I could make my own pot of tea, of course, but it would be a nice treat to have someone else do it. As I untie his wrists, Ambrose chuckles. “I know how to make coffee, too. Just want you to know that, in case that inspires you to leave me unbound.”
He rolls his wrists, then starts into motion. Ambrose doesn’t ask another question, just sets about filling my iron kettle from the water pail and setting it on the woodstove before turning to the teapot, using my wooden spoon to sift the tea tin before carefully spooning out a quantity of loose leaves. I watch him quietly. There’s something mesmerizingly competent about the process.
“Orange pekoe,” I say.
“Yes,” Ambrose responds. “Good choice. One of my favorites.”

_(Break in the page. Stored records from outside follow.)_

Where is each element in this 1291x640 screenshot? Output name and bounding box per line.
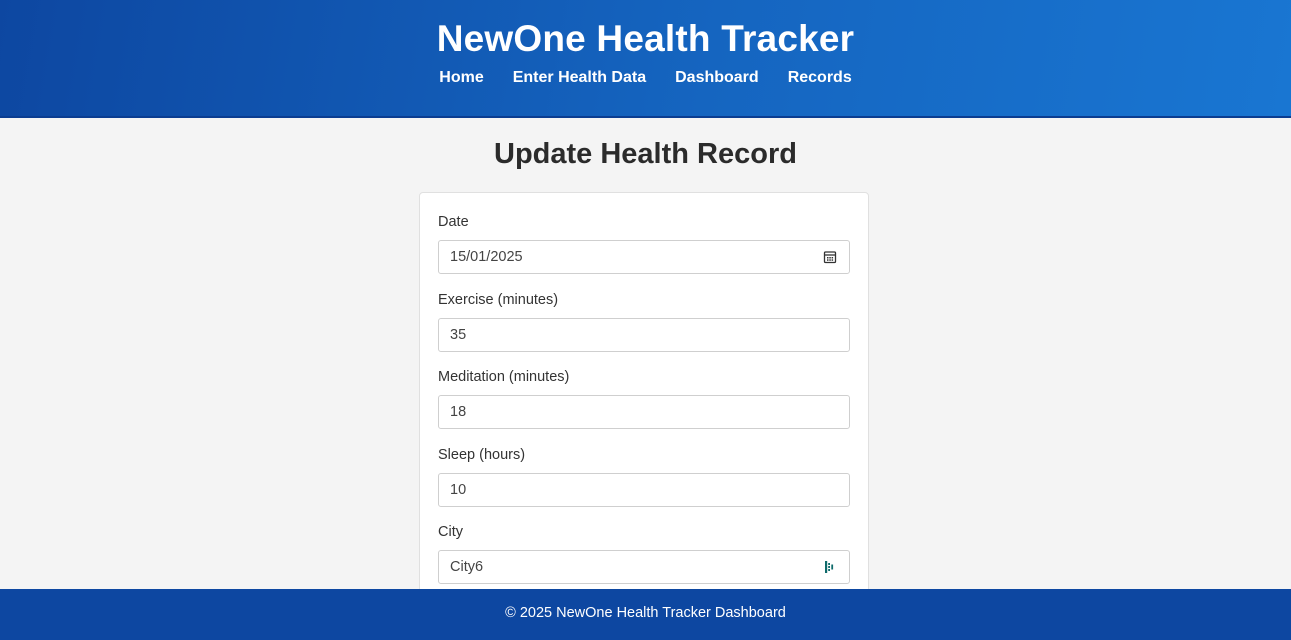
nav-enter-health-data-link[interactable]: Enter Health Data bbox=[498, 68, 660, 88]
city-label: City bbox=[438, 524, 463, 540]
meditation-input[interactable]: 18 bbox=[438, 395, 850, 429]
city-field-group: City City6 bbox=[438, 523, 850, 584]
main-nav: Home Enter Health Data Dashboard Records bbox=[0, 68, 1291, 88]
update-record-form: Date 15/01/2025 Exercise (minutes) 35 Me… bbox=[419, 192, 869, 589]
site-title: NewOne Health Tracker bbox=[436, 18, 855, 59]
meditation-label: Meditation (minutes) bbox=[438, 369, 570, 385]
site-footer: © 2025 NewOne Health Tracker Dashboard bbox=[0, 589, 1291, 640]
exercise-label: Exercise (minutes) bbox=[438, 292, 559, 308]
nav-home-link[interactable]: Home bbox=[425, 68, 498, 88]
exercise-input[interactable]: 35 bbox=[438, 318, 850, 352]
sleep-label: Sleep (hours) bbox=[438, 447, 526, 463]
date-input[interactable]: 15/01/2025 bbox=[438, 240, 850, 274]
sleep-field-group: Sleep (hours) 10 bbox=[438, 446, 850, 507]
footer-text: © 2025 NewOne Health Tracker Dashboard bbox=[505, 605, 786, 621]
exercise-field-group: Exercise (minutes) 35 bbox=[438, 291, 850, 352]
main-content: Update Health Record Date 15/01/2025 Exe… bbox=[0, 118, 1291, 589]
site-header: NewOne Health Tracker Home Enter Health … bbox=[0, 0, 1291, 118]
sleep-value: 10 bbox=[450, 482, 467, 498]
calendar-icon[interactable] bbox=[823, 250, 837, 264]
page-title: Update Health Record bbox=[494, 138, 797, 170]
nav-dashboard-link[interactable]: Dashboard bbox=[661, 68, 774, 88]
date-value: 15/01/2025 bbox=[450, 249, 523, 265]
date-field-group: Date 15/01/2025 bbox=[438, 213, 850, 274]
meditation-value: 18 bbox=[450, 404, 467, 420]
city-value: City6 bbox=[450, 559, 484, 575]
date-label: Date bbox=[438, 214, 469, 230]
autofill-icon[interactable] bbox=[823, 560, 837, 574]
city-input[interactable]: City6 bbox=[438, 550, 850, 584]
nav-records-link[interactable]: Records bbox=[773, 68, 866, 88]
meditation-field-group: Meditation (minutes) 18 bbox=[438, 368, 850, 429]
exercise-value: 35 bbox=[450, 327, 467, 343]
sleep-input[interactable]: 10 bbox=[438, 473, 850, 507]
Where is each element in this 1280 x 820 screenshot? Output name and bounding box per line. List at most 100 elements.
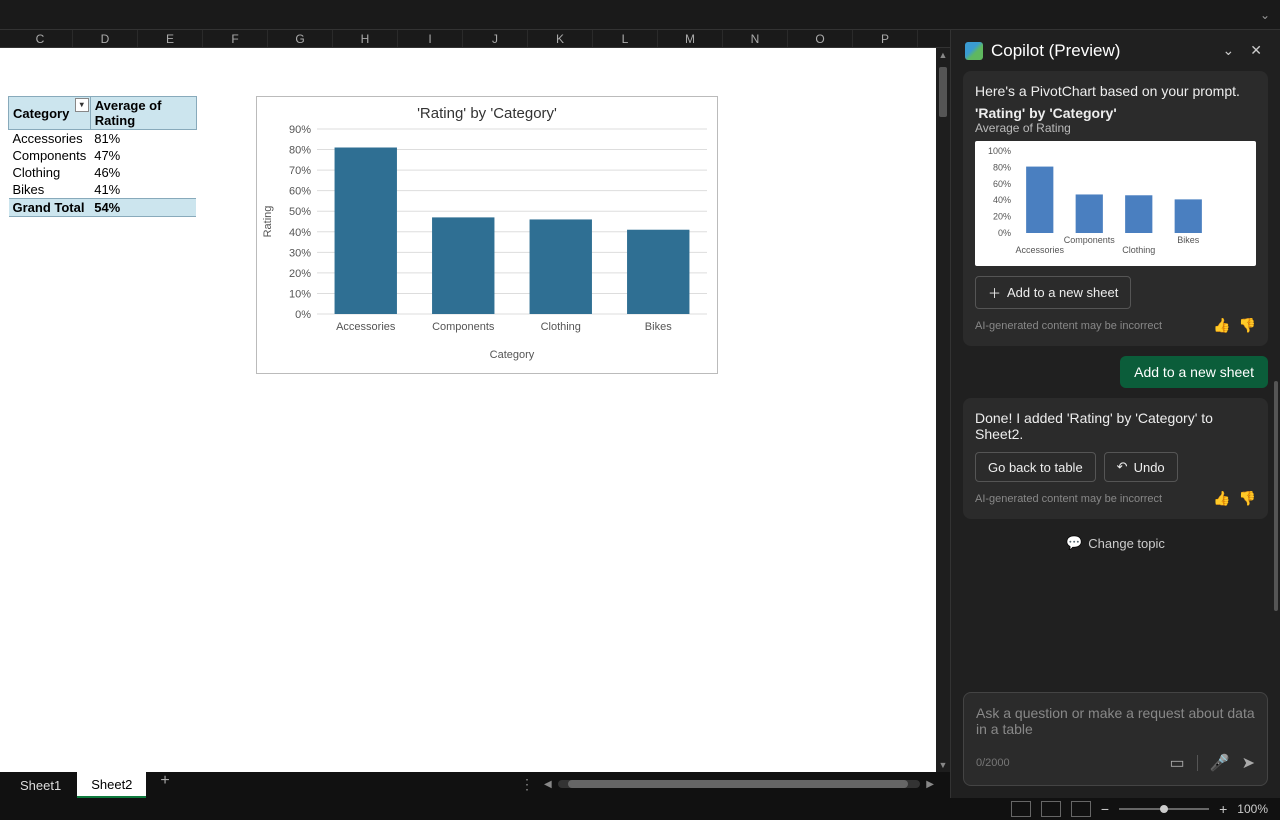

There was an unexpected quaver in my own voice when I said pekoe . I decide to shut up for a while, in the hope that Ambrose didn’t notice. Something about being in sudden company after all this time has made me soft. Or maybe I’ve changed irrevocably in these weeks of recovering from having my spacefarer dreams ripped away, and now I’m facing the proof of it. Maybe it took being an island for a few months to realize I don’t want to be an island forever. Bah.
“Clearly I haven’t hidden myself away as cleverly as I thought I had,” I say, saying my words slowly to be sure that my voice doesn’t break. “Since you know my location and my name. But if Dimokratía hasn’t come after me yet, I guess they have better things to do. Fédération, though... or the Cusk Corporation itself... wouldn’t they want their princelet back? Why have they let you come here?”
Ambrose studies the warming kettle. The water droplets underneath it sizzle. He clearly knows something that I don’t. “What?” I ask.
“Do you not know?”
“Not know what ?”
“The war.”
“The cold war?”
Ambrose shifts his weight again. “That’s the thing. It’s not really so cold anymore.”